Wednesday, October 3, 2007

"Living in the Future"

This is disturbing...

"A UK couple has received approval from the Human Fertilisation and Embryology Authority (HFEA) to have their IVF embryos screened for early onset Alzheimer’s disease (EOAD). "

(...full article)

(Also see this article)

For some reason, I thought the world couldn't get any more screwed up... The sci-fi world you see in movies like Gattica is probably prophetic of what is to come.

2 comments:

Anonymous said...

One could argue that numerous pregnancies are naturally aborted everyday, so why is this any different? It's nature preventing horrible distortions from occurring. Of course, the major flaw here is that it isn't "nature" doing the natural selection, but man.

I still think this is a difficult position for a person to be in, though. The professor of my human genetics class (for non-science majors) once said that genetics is precisely the reason he and his wife decided against having children: the risk was too great. I consider some of the things in my family (and in Andy's) and wonder at the purpose of bringing a child into this world that has a better than 75% chance at having a mental disorder such as bipolar or chronic depression, or a physical disorder such as chronic fatigue or fibromyalgia. No one wants to watch their children suffer in the same manner than oneself has. The single greatest fear of the parent is not that they'll be stuck raising an ill child, but that they'll have been the cause of misery in their child's life.

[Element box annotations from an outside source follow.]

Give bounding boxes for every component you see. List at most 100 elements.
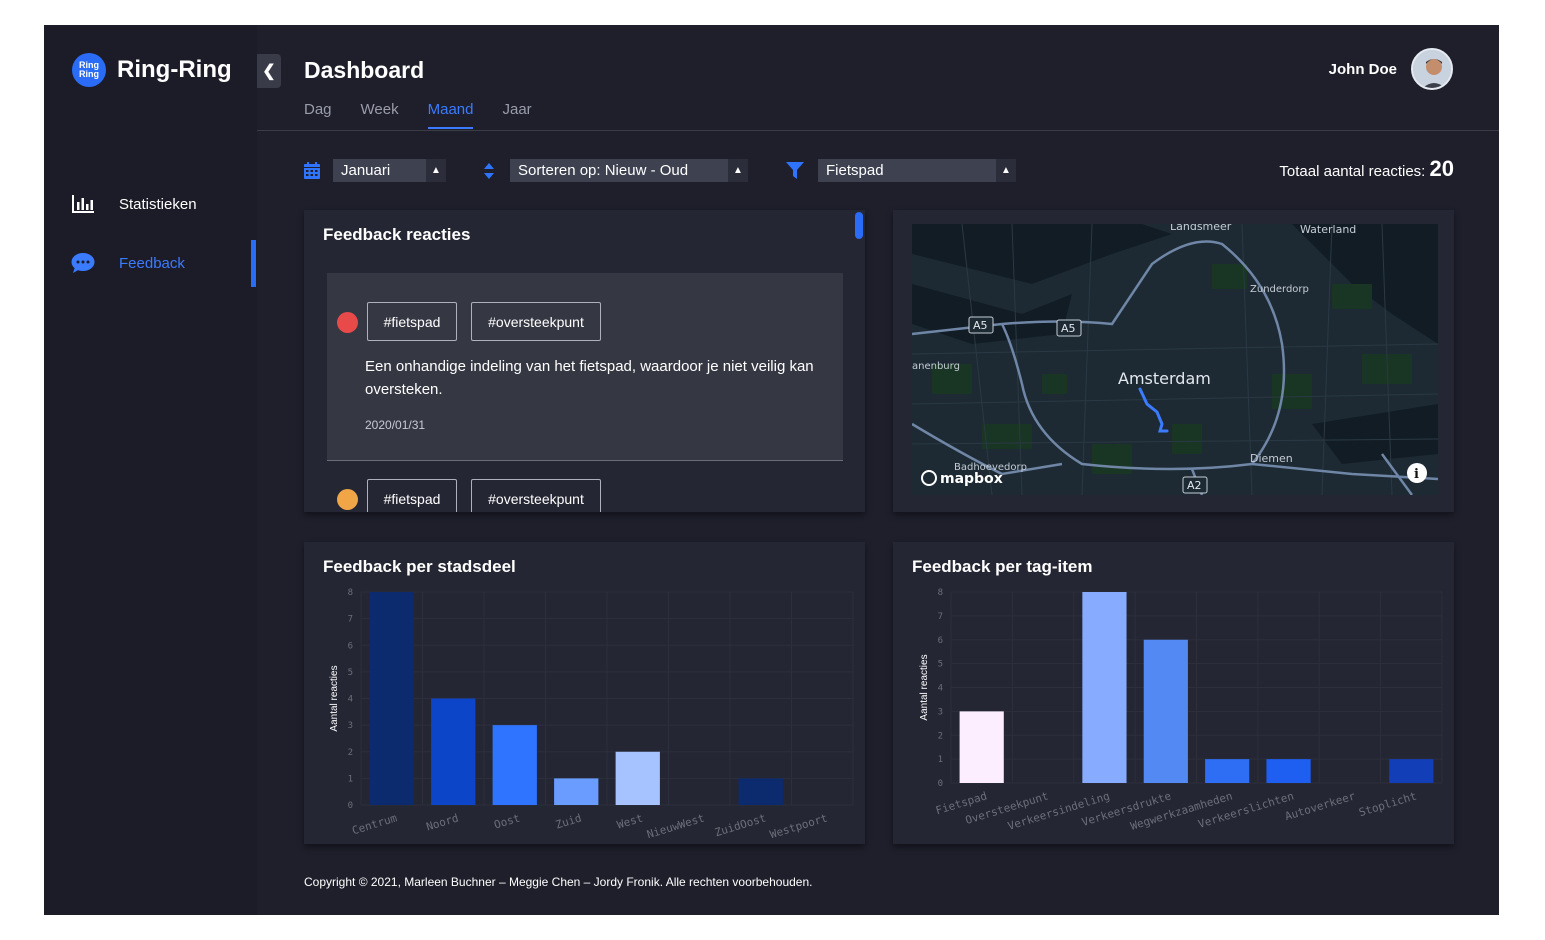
active-indicator	[251, 240, 256, 287]
bar	[554, 778, 599, 805]
map-card: Landsmeer Waterland Zunderdorp anenburg …	[893, 210, 1454, 512]
month-select-value: Januari	[341, 162, 391, 179]
sort-caret-icon: ▲	[996, 159, 1016, 182]
bar	[369, 592, 414, 805]
sort-caret-icon: ▲	[728, 159, 748, 182]
tab-week[interactable]: Week	[361, 101, 399, 129]
tag-chip[interactable]: #oversteekpunt	[471, 479, 601, 512]
y-tick-label: 2	[938, 731, 943, 741]
feedback-card-title: Feedback reacties	[323, 225, 471, 244]
y-tick-label: 0	[938, 779, 943, 789]
brand[interactable]: Ring Ring Ring-Ring	[72, 53, 232, 87]
bar	[431, 698, 476, 805]
sort-select[interactable]: Sorteren op: Nieuw - Oud ▲	[510, 159, 748, 182]
tag-chip[interactable]: #fietspad	[367, 479, 457, 512]
category-select-value: Fietspad	[826, 162, 884, 179]
y-tick-label: 4	[938, 684, 943, 694]
map-label: Amsterdam	[1118, 369, 1211, 388]
tab-dag[interactable]: Dag	[304, 101, 332, 129]
map-label: Zunderdorp	[1250, 284, 1309, 295]
bar	[1389, 759, 1434, 783]
sidebar-item-statistieken[interactable]: Statistieken	[71, 195, 197, 213]
y-tick-label: 5	[938, 660, 943, 670]
bar	[615, 751, 660, 805]
map-label: A2	[1187, 479, 1202, 492]
sidebar-item-feedback[interactable]: Feedback	[71, 252, 185, 274]
x-tick-label: Autoverkeer	[1283, 789, 1357, 823]
tab-jaar[interactable]: Jaar	[502, 101, 531, 129]
y-tick-label: 3	[938, 707, 943, 717]
filter-bar: Januari ▲ Sorteren op: Nieuw - Oud ▲ Fie…	[304, 156, 1454, 185]
x-tick-label: NieuwWest	[645, 811, 706, 841]
x-tick-label: Zuid	[554, 811, 583, 831]
app-window: Ring Ring Ring-Ring Statistieken Feedbac…	[44, 25, 1499, 915]
map-label: Waterland	[1300, 224, 1356, 236]
feedback-date: 2020/01/31	[365, 418, 426, 432]
sort-icon	[484, 162, 494, 179]
y-tick-label: 6	[938, 636, 943, 646]
y-tick-label: 6	[348, 641, 353, 651]
list-item[interactable]: #fietspad #oversteekpunt Een onhandige i…	[327, 273, 843, 461]
y-tick-label: 7	[348, 615, 353, 625]
bar	[1205, 759, 1250, 783]
priority-dot-orange	[337, 489, 358, 510]
period-tabs: Dag Week Maand Jaar	[304, 101, 561, 129]
total-label: Totaal aantal reacties:	[1279, 163, 1426, 180]
header-divider	[257, 130, 1499, 131]
chart-tag-item: 012345678FietspadOversteekpuntVerkeersin…	[919, 588, 1443, 833]
bar	[492, 725, 537, 805]
chart-stadsdeel: 0 1 2 3 4 5 6 7 8 Centrum Noord Oost Zuid West NieuwWe…	[329, 588, 854, 841]
category-select[interactable]: Fietspad ▲	[818, 159, 1016, 182]
user-menu[interactable]: John Doe	[1329, 48, 1453, 90]
brand-logo-icon: Ring Ring	[72, 53, 106, 87]
chart-card-stadsdeel: Feedback per stadsdeel 0 1 2 3 4 5 6 7 8 Centrum N…	[304, 542, 865, 844]
y-tick-label: 7	[938, 612, 943, 622]
page-title: Dashboard	[304, 57, 425, 83]
y-tick-label: 4	[348, 695, 353, 705]
tab-maand[interactable]: Maand	[427, 101, 474, 129]
chart-card-tag-item: Feedback per tag-item 0 1 2 3 4 5 6 7 8 Fietspad O…	[893, 542, 1454, 844]
month-filter: Januari ▲	[304, 159, 446, 182]
sort-caret-icon: ▲	[426, 159, 446, 182]
total-value: 20	[1429, 156, 1454, 181]
feedback-text: Een onhandige indeling van het fietspad,…	[365, 358, 814, 398]
sort-filter: Sorteren op: Nieuw - Oud ▲	[484, 159, 748, 182]
info-icon[interactable]	[1406, 462, 1428, 484]
y-tick-label: 8	[938, 588, 943, 598]
y-tick-label: 8	[348, 588, 353, 598]
y-tick-label: 0	[348, 801, 353, 811]
y-tick-label: 1	[348, 774, 353, 784]
list-item[interactable]: #fietspad #oversteekpunt	[327, 462, 843, 512]
sidebar-item-label: Statistieken	[119, 195, 197, 213]
feedback-scrollbar[interactable]	[855, 212, 863, 239]
x-tick-label: Westpoort	[768, 811, 829, 841]
map-label: A5	[973, 319, 988, 332]
bar	[1266, 759, 1311, 783]
total-reactions: Totaal aantal reacties: 20	[1279, 156, 1454, 182]
map[interactable]: Landsmeer Waterland Zunderdorp anenburg …	[912, 224, 1438, 495]
x-tick-label: Noord	[425, 811, 460, 833]
y-tick-label: 2	[348, 748, 353, 758]
sort-select-value: Sorteren op: Nieuw - Oud	[518, 162, 689, 179]
month-select[interactable]: Januari ▲	[333, 159, 446, 182]
map-label: anenburg	[912, 361, 960, 372]
avatar[interactable]	[1411, 48, 1453, 90]
tag-chip[interactable]: #fietspad	[367, 302, 457, 341]
collapse-sidebar-button[interactable]: ❮	[257, 54, 281, 88]
bar	[1082, 592, 1127, 783]
mapbox-logo: mapbox	[940, 471, 1003, 487]
bar	[959, 711, 1004, 783]
tag-chip[interactable]: #oversteekpunt	[471, 302, 601, 341]
chevron-left-icon: ❮	[262, 63, 276, 80]
bar	[1143, 639, 1188, 783]
calendar-icon	[304, 162, 320, 179]
chat-bubble-icon	[71, 252, 95, 274]
y-axis-label: Aantal reacties	[919, 654, 930, 720]
map-label: Landsmeer	[1170, 224, 1232, 233]
x-tick-label: Oost	[492, 811, 521, 831]
logo-text-bottom: Ring	[79, 69, 99, 79]
bar-chart-icon	[71, 195, 95, 213]
sidebar: Ring Ring Ring-Ring Statistieken Feedbac…	[44, 25, 257, 915]
bar	[738, 778, 783, 805]
x-tick-label: Centrum	[350, 811, 398, 837]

True, once a human being is born, he eventually has a choice regarding their attitudes towards their troubles. And true, God can turn any evil--and I believe that such things as diseases and disorders are evils, the consequence of man's sin upon the biological nature of the world--to good things. But there are times when such a saying seems overly trite, even cruel; it's said by people who don't deal with tragedy on a daily basis to people who do, and it is hardly a comfort especially when the tragedy is preventable.

So this is a hard one for me. It's also difficult to ponder the question upon which embryo debates turn: at what point does potential for life become life? I have no answer for this, and I don't think that scientists or religious leaders have addressed the question's numerous viewpoints very well at all.

Joshua said...

Thanks for the comment... I think you are correct. There are some tough moral/ethical/philosophical issues behind the idea of screening for disease in your child. I was mostly reacting to the idea that a person would end their child's life based on only the potential that the child would have dificulties in life. There are really too many intertwined issues here to say much at all without many qualifiers...but, I think one of the problems represented here (apart from the abortion issue) is a situation where parents would sacrifice 30 - 40 years with their child to prevent the chance of suffering at the end of the child's life. I've been thinking alot about this lately...maybe I'll post some thoughts later.

As far as the abortion issue goes, I just read an excellent article by a guy named John Finnis. If you want to track it down, it is an article/chapter called "Abortion and Health Care Ethics". It's in Bioethics: An Anthology (Ed- Helga Kuhse) and Principles of Health Care Ethics (ed. Raanan Gillon)...I hope my references are librarian approved.